Récemment je suis allée à Lyon pour quatre jours. Lyon
est réellement une ville que j’apprécie. Les gens sont souriants là-bas, pire
parfois : ils sont polis. La Saône est plus inspirante que la Seine et l’architecture
autour me plaît réellement. C’est une ville étudiante, quoi, une ville de
jeunes, une ville dynamique. Il y a du soleil à chaque fois que j’y vais. J’ai
pris le train seule et cette légère sensation de liberté me rendait follement
heureuse. Arrivée à destination, mon oncle m’attendait.
C’est très réconfortant de savoir que quoi qu’il arrive, il y aura toujours
quelqu’un dans notre entourage pour nous donner de l’amour. Ma famille m’en
donne énormément, tous les jours, et c’est tellement agréable de les voir. Nous
sommes soudés, qu’il pleuve ou qu’il vente. Nous nous aimons tous profondément.
Je n’ai pas fait beaucoup de photos quand j’y étais, j’ai
juste vu Lucie (que vous verrez très vite), et le lendemain Charlotte, que je
connais depuis mes douze ans. C’était une chouette journée avec elle, il
faisait plutôt beau. On appellera cette journée « journée de la nourriture »

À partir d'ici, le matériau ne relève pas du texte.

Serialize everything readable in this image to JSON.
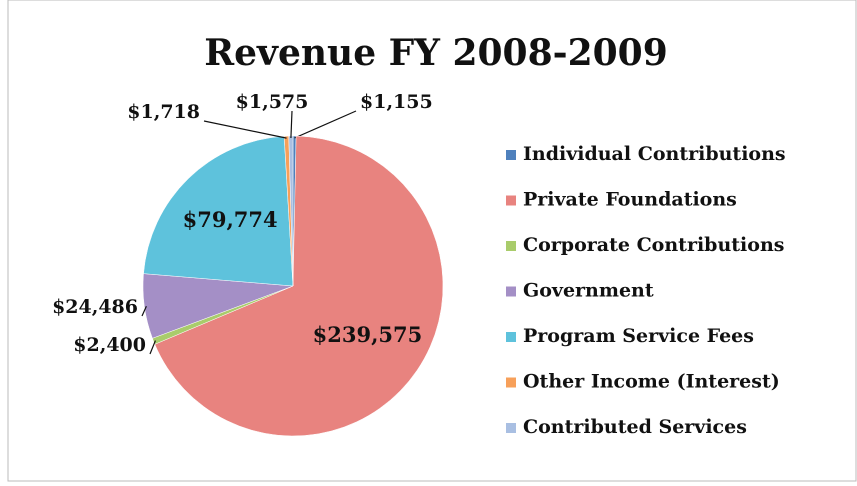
{
  "chart_data": {
    "type": "pie",
    "title": "Revenue FY 2008-2009",
    "categories": [
      "Individual Contributions",
      "Private Foundations",
      "Corporate Contributions",
      "Government",
      "Program Service Fees",
      "Other Income (Interest)",
      "Contributed Services"
    ],
    "values": [
      1155,
      239575,
      2400,
      24486,
      79774,
      1718,
      1575
    ],
    "value_labels": [
      "$1,155",
      "$239,575",
      "$2,400",
      "$24,486",
      "$79,774",
      "$1,718",
      "$1,575"
    ],
    "colors": [
      "#4f81bd",
      "#e8837f",
      "#a9cc6b",
      "#a48fc6",
      "#5ec2dc",
      "#f7a05a",
      "#a9bfe2"
    ],
    "legend": "right"
  }
}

car on a fait que manger. On s’est d’abord posées pour déguster un steak
(burger, pour moi, ne me rappelez pas que je suis censée faire un régime, par
pitié) et des frites, puis on a dégusté des glaces de chez Nardone. La dernière
fois qu’on s’était vues on avait fait la même chose. Ce coup-ci, pour moi, c’était
framboise/chocolat blanc noisettes. Pour elle, plein de goûts « trop bons
mais qui se mélangent pas », cassis, mûre et caramel, je crois. Pendant qu’on
se posait dans le vieux Lyon pour déguster nos délices, un homme s’est approché
de moi, et m’a dit : « Vous êtes formidables, mademoiselle. Vous êtes
très, très belle ». Charlotte pourra confirmer la laideur de mes habits à
ce moment-là et ma mine fatiguée, mais les gens ne se rendent pas comptent à
quel point dire une simple phrase, aussi banale qu’elle soit, peut changer l’humeur
d’une fille terriblement complexée et peu confiante. C’était gentil de sa part.

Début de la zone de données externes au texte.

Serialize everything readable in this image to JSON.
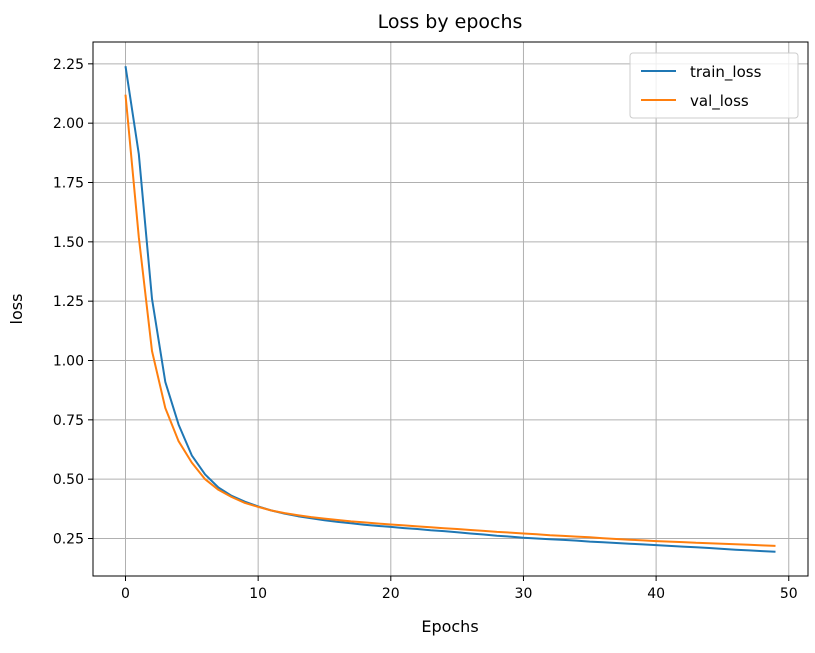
{
  "chart_data": {
    "type": "line",
    "title": "Loss by epochs",
    "xlabel": "Epochs",
    "ylabel": "loss",
    "xlim": [
      -2.45,
      51.45
    ],
    "ylim": [
      0.092,
      2.342
    ],
    "xticks": [
      0,
      10,
      20,
      30,
      40,
      50
    ],
    "yticks": [
      0.25,
      0.5,
      0.75,
      1.0,
      1.25,
      1.5,
      1.75,
      2.0,
      2.25
    ],
    "grid": true,
    "legend_placement": "upper-right",
    "x": [
      0,
      1,
      2,
      3,
      4,
      5,
      6,
      7,
      8,
      9,
      10,
      11,
      12,
      13,
      14,
      15,
      16,
      17,
      18,
      19,
      20,
      21,
      22,
      23,
      24,
      25,
      26,
      27,
      28,
      29,
      30,
      31,
      32,
      33,
      34,
      35,
      36,
      37,
      38,
      39,
      40,
      41,
      42,
      43,
      44,
      45,
      46,
      47,
      48,
      49
    ],
    "series": [
      {
        "name": "train_loss",
        "color": "#1f77b4",
        "values": [
          2.24,
          1.87,
          1.26,
          0.91,
          0.73,
          0.6,
          0.52,
          0.465,
          0.43,
          0.405,
          0.385,
          0.368,
          0.355,
          0.344,
          0.335,
          0.327,
          0.32,
          0.314,
          0.308,
          0.303,
          0.299,
          0.294,
          0.29,
          0.285,
          0.281,
          0.276,
          0.271,
          0.267,
          0.262,
          0.258,
          0.253,
          0.25,
          0.247,
          0.244,
          0.241,
          0.237,
          0.234,
          0.231,
          0.228,
          0.225,
          0.222,
          0.219,
          0.216,
          0.213,
          0.21,
          0.206,
          0.203,
          0.2,
          0.197,
          0.194
        ]
      },
      {
        "name": "val_loss",
        "color": "#ff7f0e",
        "values": [
          2.12,
          1.52,
          1.04,
          0.8,
          0.66,
          0.57,
          0.5,
          0.455,
          0.425,
          0.4,
          0.383,
          0.368,
          0.357,
          0.348,
          0.34,
          0.334,
          0.328,
          0.322,
          0.318,
          0.313,
          0.309,
          0.305,
          0.301,
          0.297,
          0.293,
          0.29,
          0.286,
          0.282,
          0.278,
          0.275,
          0.271,
          0.268,
          0.264,
          0.261,
          0.258,
          0.255,
          0.251,
          0.248,
          0.245,
          0.242,
          0.239,
          0.237,
          0.235,
          0.232,
          0.23,
          0.228,
          0.226,
          0.224,
          0.221,
          0.219
        ]
      }
    ]
  }
}
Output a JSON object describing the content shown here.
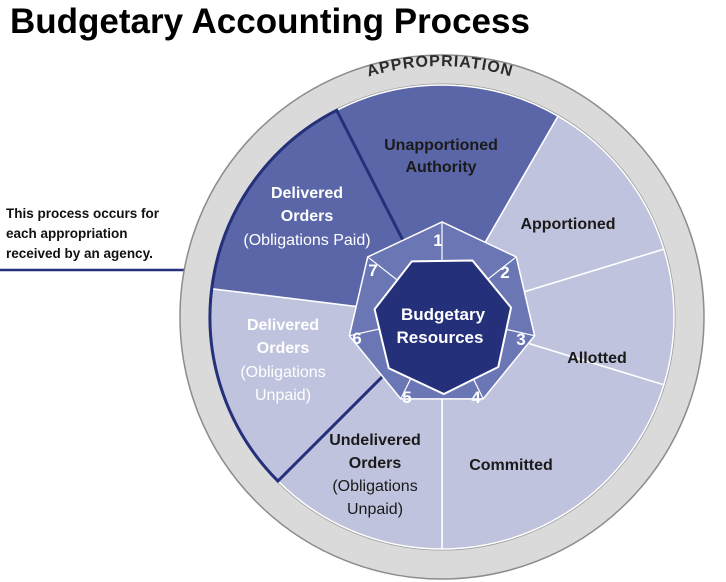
{
  "title": "Budgetary Accounting Process",
  "callout": {
    "line1": "This process occurs for",
    "line2": "each appropriation",
    "line3": "received by an agency."
  },
  "ring_label": "APPROPRIATION",
  "center": {
    "line1": "Budgetary",
    "line2": "Resources"
  },
  "segments": [
    {
      "lines": [
        "Unapportioned",
        "Authority"
      ]
    },
    {
      "lines": [
        "Apportioned"
      ]
    },
    {
      "lines": [
        "Allotted"
      ]
    },
    {
      "lines": [
        "Committed"
      ]
    },
    {
      "lines": [
        "Undelivered",
        "Orders",
        "(Obligations",
        "Unpaid)"
      ]
    },
    {
      "lines": [
        "Delivered",
        "Orders",
        "(Obligations",
        "Unpaid)"
      ]
    },
    {
      "lines": [
        "Delivered",
        "Orders",
        "(Obligations Paid)"
      ]
    }
  ],
  "steps": [
    "1",
    "2",
    "3",
    "4",
    "5",
    "6",
    "7"
  ],
  "colors": {
    "outer_ring": "#d8d8d8",
    "segment_light": "#c0c3dd",
    "segment_highlight": "#5b66a8",
    "heptagon": "#6b76b5",
    "center": "#24307a"
  }
}
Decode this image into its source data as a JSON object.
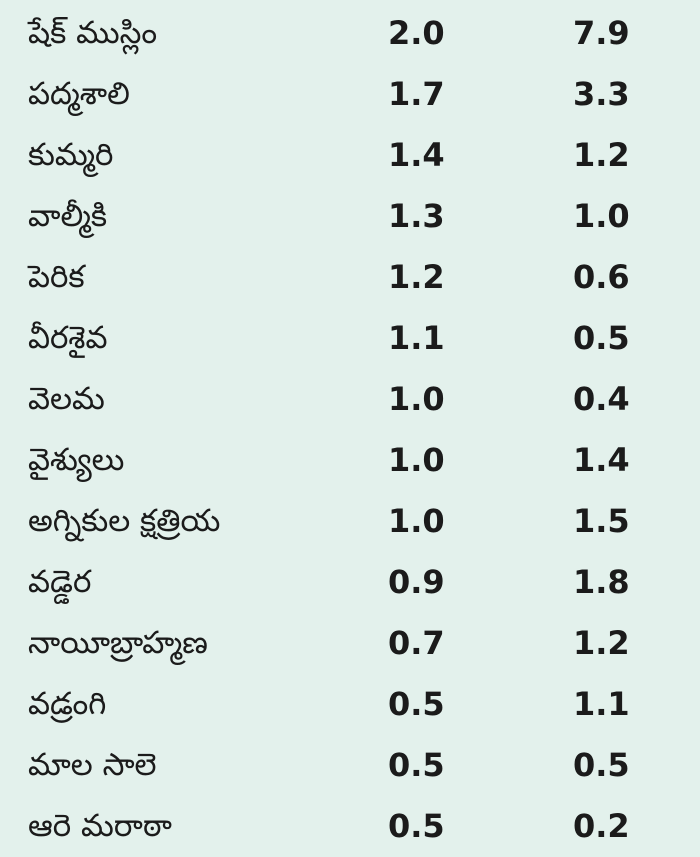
{
  "rows": [
    {
      "name": "షేక్ ముస్లిం",
      "v1": "2.0",
      "v2": "7.9"
    },
    {
      "name": "పద్మశాలి",
      "v1": "1.7",
      "v2": "3.3"
    },
    {
      "name": "కుమ్మరి",
      "v1": "1.4",
      "v2": "1.2"
    },
    {
      "name": "వాల్మీకి",
      "v1": "1.3",
      "v2": "1.0"
    },
    {
      "name": "పెరిక",
      "v1": "1.2",
      "v2": "0.6"
    },
    {
      "name": "వీరశైవ",
      "v1": "1.1",
      "v2": "0.5"
    },
    {
      "name": "వెలమ",
      "v1": "1.0",
      "v2": "0.4"
    },
    {
      "name": "వైశ్యులు",
      "v1": "1.0",
      "v2": "1.4"
    },
    {
      "name": "అగ్నికుల క్షత్రియ",
      "v1": "1.0",
      "v2": "1.5"
    },
    {
      "name": "వడ్డెర",
      "v1": "0.9",
      "v2": "1.8"
    },
    {
      "name": "నాయీబ్రాహ్మణ",
      "v1": "0.7",
      "v2": "1.2"
    },
    {
      "name": "వడ్రంగి",
      "v1": "0.5",
      "v2": "1.1"
    },
    {
      "name": "మాల సాలె",
      "v1": "0.5",
      "v2": "0.5"
    },
    {
      "name": "ఆరె మరాఠా",
      "v1": "0.5",
      "v2": "0.2"
    }
  ],
  "colors": {
    "background": "#e3f1ec",
    "text": "#1b1b1b"
  }
}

On a mangé nos glaces, donc, et puis elle m’a dit : « Je connais un
super salon de thé, c’est pas très loin, ils font une formule goûter et un
super cheesecake ! » Je lui ai dit d’un air décidé « On y va »,
et visiblement sur le moment elle ne me croyait pas, mais quand on parle de thé
et de cheesecake…
On a donc marché, j’ai pris des photos
et en chemin on a croisé un groupe de musiciens. Ils m’ont demandé de les
prendre en photo. On a discuté avec eux, et ils nous ont dit qu’ils étaient
Péruviens. Au fil de la conversation, j’ai demandé s’ils étaient tous
péruviens, et un d’eux m’a dit : « …non, c’était une blague, on est
chiliens en fait ». Je ne sais pas trop ce que les chiliens ont avec ce
genre de vannes mais ce n’est pas la première qu’on me l’a fait et c’est juste…très
déroutant ? Mais j’ai ri. Quand nous sommes parties, celui qui m’avait
fait la blague nous a dit « Au revoir, les filles, vous êtes vraiment très
belles ! » il faut croire que les gens sont très très très polis.

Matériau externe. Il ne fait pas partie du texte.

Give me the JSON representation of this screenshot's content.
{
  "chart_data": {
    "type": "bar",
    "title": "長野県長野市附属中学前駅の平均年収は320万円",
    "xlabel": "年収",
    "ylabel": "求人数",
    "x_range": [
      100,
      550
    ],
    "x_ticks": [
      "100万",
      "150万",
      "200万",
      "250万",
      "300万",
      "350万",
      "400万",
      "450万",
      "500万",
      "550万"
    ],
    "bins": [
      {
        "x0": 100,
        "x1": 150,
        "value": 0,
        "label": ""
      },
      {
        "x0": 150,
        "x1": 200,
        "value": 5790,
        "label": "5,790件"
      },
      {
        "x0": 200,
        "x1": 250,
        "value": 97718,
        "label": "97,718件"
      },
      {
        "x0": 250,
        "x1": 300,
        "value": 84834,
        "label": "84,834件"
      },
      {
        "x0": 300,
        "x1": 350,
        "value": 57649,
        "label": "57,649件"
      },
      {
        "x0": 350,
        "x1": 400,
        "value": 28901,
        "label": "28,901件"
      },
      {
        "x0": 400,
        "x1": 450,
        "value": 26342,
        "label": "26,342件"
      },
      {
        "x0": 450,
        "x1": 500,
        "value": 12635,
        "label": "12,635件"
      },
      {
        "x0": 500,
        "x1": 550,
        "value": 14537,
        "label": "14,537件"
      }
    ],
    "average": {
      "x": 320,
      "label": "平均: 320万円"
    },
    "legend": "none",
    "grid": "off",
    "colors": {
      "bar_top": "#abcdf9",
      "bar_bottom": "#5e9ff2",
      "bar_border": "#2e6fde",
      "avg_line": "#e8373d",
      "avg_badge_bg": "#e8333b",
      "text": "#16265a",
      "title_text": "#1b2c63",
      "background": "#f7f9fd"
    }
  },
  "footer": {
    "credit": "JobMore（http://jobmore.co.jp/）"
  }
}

Enfin arrivées au salon de thé. Il était tenu par trois
hommes, deux jeunes et un plus vieux, tous absolument magnifiques. Il y avait
de la bonne musique, une décoration superbe et l’ambiance qui se créait me
donnait juste envie de rester des heures et des heures là-bas. Charlotte a
encore opté pour des fruits rouges, dans son thé cette fois-ci, et moi un thé « mélange
mystérieux » : fleurs de mauve, pétales d’hélianthe, huile
essentielle d’orange sanguine, pêche, fraise et cerise le tout dans un mélange
de thé de Chine et de Ceylan. Je pense que je suis un peu droguée au thé. Dans
mon futur chez-moi, il y en aura partout. Des gateaux aussi, faits maison, et
des arbres. Et du bois, et du verre. Le salon de thé, il était un peu comme ça.
J’ai remercié mille fois Charlotte de m’avoir emmenée ici, et je l’ai
accompagnée à son lieu de travail. Puis je suis rentrée sous la
pluie.
Ma mère est revenue me chercher pour pouvoir aussi saluer
mon oncle et le lendemain, nous sommes reparties en voiture sur Paris. Il
faisait tantôt soleil, tantôt pluie. Et puis, parfois, par-dessus le bruit de
la radio, un arc-en-ciel irisait tendrement les champs de colza.